Toutes ces questions seront vraisemblablement débattues lors de la discussion des articles. Je vous proposerai à cette occasion un certain nombre d’amendements ; en fonction du sort qui leur sera réservé, je voterai ou non le projet de loi. En effet, je persiste à croire qu’une disposition aussi importante que l’action de groupe ne peut être traitée en une seule lecture et dans une telle rapidité, sans risque pour la rédaction et la précision du dispositif. (Applaudissements sur les travées de l'UDI-UC, ainsi que sur certaines travées du groupe Les Républicains.)

M. le président. La parole est à M. Thani Mohamed Soilihi.

M. Thani Mohamed Soilihi. Monsieur le président, madame la garde des sceaux, monsieur le président de la commission des lois, messieurs les rapporteurs, mes chers collègues, nous nous apprêtons à examiner successivement le projet de loi organique relatif à l’indépendance et l’impartialité des magistrats et à l’ouverture de la magistrature sur la société ainsi que le projet de loi portant application des mesures relatives à la justice du XXIe siècle, textes pour l’examen desquels la procédure accélérée a été engagée par le Gouvernement.

Ces deux textes s’inscrivent dans le cadre de la réforme de la justice du XXIe siècle, dite « J 21 », dont l’objectif est de doter notre pays d’une justice plus proche, plus efficace et plus protectrice. Ils sont l’aboutissement d’une réflexion sur la modernisation de la justice engagée par vous, madame la garde des sceaux, depuis 2013 et à laquelle ont activement pris part les juridictions et l’ensemble des acteurs du monde judiciaire.

Le premier de ces textes constituera, s’il est adopté, la quatrième réforme du statut de la magistrature depuis l’instauration de la Ve République.

Il est fort regrettable néanmoins que le précédent projet de loi constitutionnelle portant réforme du Conseil supérieur de la magistrature ait vu son parcours législatif suspendu, après qu’il a été entièrement réécrit lors de son examen ici, au Sénat. Il contenait pourtant initialement des dispositions de nature à renforcer l’indépendance des magistrats du parquet et à mettre la France en conformité avec le droit européen.

En effet, en raison de ses conditions de nomination et de son lien hiérarchique avec le pouvoir exécutif, le parquet est sans cesse soupçonné de partialité, et la trop grande influence du Gouvernement sur ce parquet a été par le passé cause de bien des dérives, si bien que la Cour européenne des droits de l’homme, dans plusieurs décisions récentes – Medvedyev et autres c. France, Moulin c. France ou encore Vassis et autres c. France –, a rappelé aux autorités françaises que les magistrats du parquet ne présentaient pas les garanties d’indépendance leur permettant d’être considérés comme faisant pleinement partie des autorités judiciaires au sens de l’article 5, paragraphe 3, de la Convention européenne des droits de l’homme.

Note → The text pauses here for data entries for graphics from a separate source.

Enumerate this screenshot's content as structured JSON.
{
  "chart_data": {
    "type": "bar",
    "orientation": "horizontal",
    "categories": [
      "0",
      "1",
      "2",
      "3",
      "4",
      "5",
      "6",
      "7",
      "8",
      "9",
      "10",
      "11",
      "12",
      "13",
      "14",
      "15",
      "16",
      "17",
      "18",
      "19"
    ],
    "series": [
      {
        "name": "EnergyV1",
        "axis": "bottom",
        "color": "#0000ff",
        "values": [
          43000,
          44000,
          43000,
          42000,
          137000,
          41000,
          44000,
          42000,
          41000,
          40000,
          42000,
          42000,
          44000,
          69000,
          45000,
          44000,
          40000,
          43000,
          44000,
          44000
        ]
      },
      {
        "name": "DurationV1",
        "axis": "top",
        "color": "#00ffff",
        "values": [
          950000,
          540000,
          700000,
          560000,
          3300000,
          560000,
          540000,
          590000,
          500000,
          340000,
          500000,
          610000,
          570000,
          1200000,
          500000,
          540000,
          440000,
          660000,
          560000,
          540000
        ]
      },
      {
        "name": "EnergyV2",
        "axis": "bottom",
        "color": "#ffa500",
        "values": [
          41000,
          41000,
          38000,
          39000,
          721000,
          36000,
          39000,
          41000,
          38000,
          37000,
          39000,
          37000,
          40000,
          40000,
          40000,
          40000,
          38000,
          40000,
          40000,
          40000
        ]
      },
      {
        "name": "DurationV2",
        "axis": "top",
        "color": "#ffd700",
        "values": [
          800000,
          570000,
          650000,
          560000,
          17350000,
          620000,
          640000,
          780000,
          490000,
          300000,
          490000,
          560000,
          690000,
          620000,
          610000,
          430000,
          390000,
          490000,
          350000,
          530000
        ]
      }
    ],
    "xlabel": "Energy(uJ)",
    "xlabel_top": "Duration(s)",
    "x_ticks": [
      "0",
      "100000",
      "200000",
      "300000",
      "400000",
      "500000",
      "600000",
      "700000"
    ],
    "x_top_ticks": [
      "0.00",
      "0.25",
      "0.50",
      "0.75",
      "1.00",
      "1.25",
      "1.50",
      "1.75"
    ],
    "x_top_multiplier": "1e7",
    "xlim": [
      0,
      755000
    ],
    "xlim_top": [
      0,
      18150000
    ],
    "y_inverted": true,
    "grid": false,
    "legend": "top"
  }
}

De récentes affaires ont toutefois démontré que la justice fait honneur à sa mission, y compris lorsque des personnalités politiques sont mises en cause, au nom du principe de l’égalité de tous devant la loi. Plus que d’un manque d’indépendance des magistrats, dénoncé en l’occurrence par ceux-là mêmes qui, dans un passé récent, ont tout fait pour l’entraver, c’est surtout le soupçon de partialité qui s’est répandu dans l’opinion. Nous le savons tous, ce soupçon, qui est directement lié à un statut insuffisamment protecteur, notamment pour les magistrats du parquet, est néfaste pour l’image de la justice française et impose une réforme urgente.

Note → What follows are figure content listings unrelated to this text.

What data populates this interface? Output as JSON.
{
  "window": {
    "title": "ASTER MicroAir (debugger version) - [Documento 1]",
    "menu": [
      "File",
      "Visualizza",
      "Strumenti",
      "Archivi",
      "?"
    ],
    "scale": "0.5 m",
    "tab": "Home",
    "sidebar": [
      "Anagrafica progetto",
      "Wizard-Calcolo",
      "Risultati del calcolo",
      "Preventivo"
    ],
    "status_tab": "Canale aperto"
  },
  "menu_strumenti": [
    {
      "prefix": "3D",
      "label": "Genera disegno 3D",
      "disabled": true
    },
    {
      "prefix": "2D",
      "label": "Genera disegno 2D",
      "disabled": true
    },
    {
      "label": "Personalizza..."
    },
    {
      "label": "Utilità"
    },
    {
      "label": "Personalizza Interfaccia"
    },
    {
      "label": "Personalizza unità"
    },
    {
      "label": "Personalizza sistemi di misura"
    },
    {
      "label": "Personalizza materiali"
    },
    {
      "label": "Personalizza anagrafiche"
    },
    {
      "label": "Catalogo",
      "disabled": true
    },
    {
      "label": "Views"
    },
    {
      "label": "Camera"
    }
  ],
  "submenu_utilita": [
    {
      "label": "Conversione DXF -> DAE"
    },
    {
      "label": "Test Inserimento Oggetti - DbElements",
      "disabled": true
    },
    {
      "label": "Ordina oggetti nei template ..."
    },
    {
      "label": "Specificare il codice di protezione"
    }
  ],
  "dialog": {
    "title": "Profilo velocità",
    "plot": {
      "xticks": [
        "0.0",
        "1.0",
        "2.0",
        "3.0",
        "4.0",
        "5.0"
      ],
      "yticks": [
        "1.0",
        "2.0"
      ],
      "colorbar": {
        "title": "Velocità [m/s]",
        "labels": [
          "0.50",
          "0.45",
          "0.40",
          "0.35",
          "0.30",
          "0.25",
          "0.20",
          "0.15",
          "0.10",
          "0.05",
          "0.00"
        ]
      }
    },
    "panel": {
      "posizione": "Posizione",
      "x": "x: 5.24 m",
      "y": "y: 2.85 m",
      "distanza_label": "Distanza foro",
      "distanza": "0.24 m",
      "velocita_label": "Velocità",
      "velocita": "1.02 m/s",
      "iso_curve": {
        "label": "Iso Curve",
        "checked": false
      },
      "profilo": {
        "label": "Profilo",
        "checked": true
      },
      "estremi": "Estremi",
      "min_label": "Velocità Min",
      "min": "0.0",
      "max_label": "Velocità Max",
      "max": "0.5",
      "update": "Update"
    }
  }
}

Les éléments d’un accord sont là, et la détermination du Président de la République pour faire aboutir ce projet de réforme est toujours aussi vive. Il l’a d’ailleurs encore rappelé lors de ses vœux pour l’année 2015 aux corps constitués et aux bureaux des assemblées.

C’est la raison pour laquelle nous espérons que le projet de réforme constitutionnelle reprenne prochainement son parcours parlementaire – j’insiste sur ce point – et que soient définitivement inscrits dans le marbre de la Constitution la nomination des membres du parquet après avis conforme du Conseil supérieur de la magistrature et l’alignement du régime disciplinaire.

Dans l’attente d’une convocation du Parlement à Versailles, le projet de loi organique que nous examinons aujourd’hui comporte des avancées indiscutables et répond à un certain nombre d’attentes et de demandes émanant des magistrats eux-mêmes.

Ce texte prévoit notamment que les juges des libertés et de la détention sont nommés par décret, ce qui représente une évolution notable dans la protection statutaire de ces magistrats et répond à une revendication ancienne. Cette disposition a été supprimée par la commission des lois, mais nous en discuterons de nouveau lors de l’examen des articles.

Ce projet de loi consacre également la liberté syndicale des magistrats, n’en déplaise à certains. Il prévoit, pour pallier tout éventuel conflit d’intérêts qui pourrait surgir au sein de la juridiction, que chaque magistrat rejoignant une nouvelle juridiction fait l’objet d’un entretien déontologique. Il s’agit là de faciliter l’intégration des magistrats dans leur nouveau poste en mettant à leur disposition des interlocuteurs dédiés pour les questions de déontologie.

Ce texte ouvre également le recrutement de magistrats afin d’adapter le corps judiciaire aux exigences de notre temps.

En effet, malgré toutes ces critiques et ces attaques incessantes, le métier de magistrat intéresse de plus en plus de jeunes.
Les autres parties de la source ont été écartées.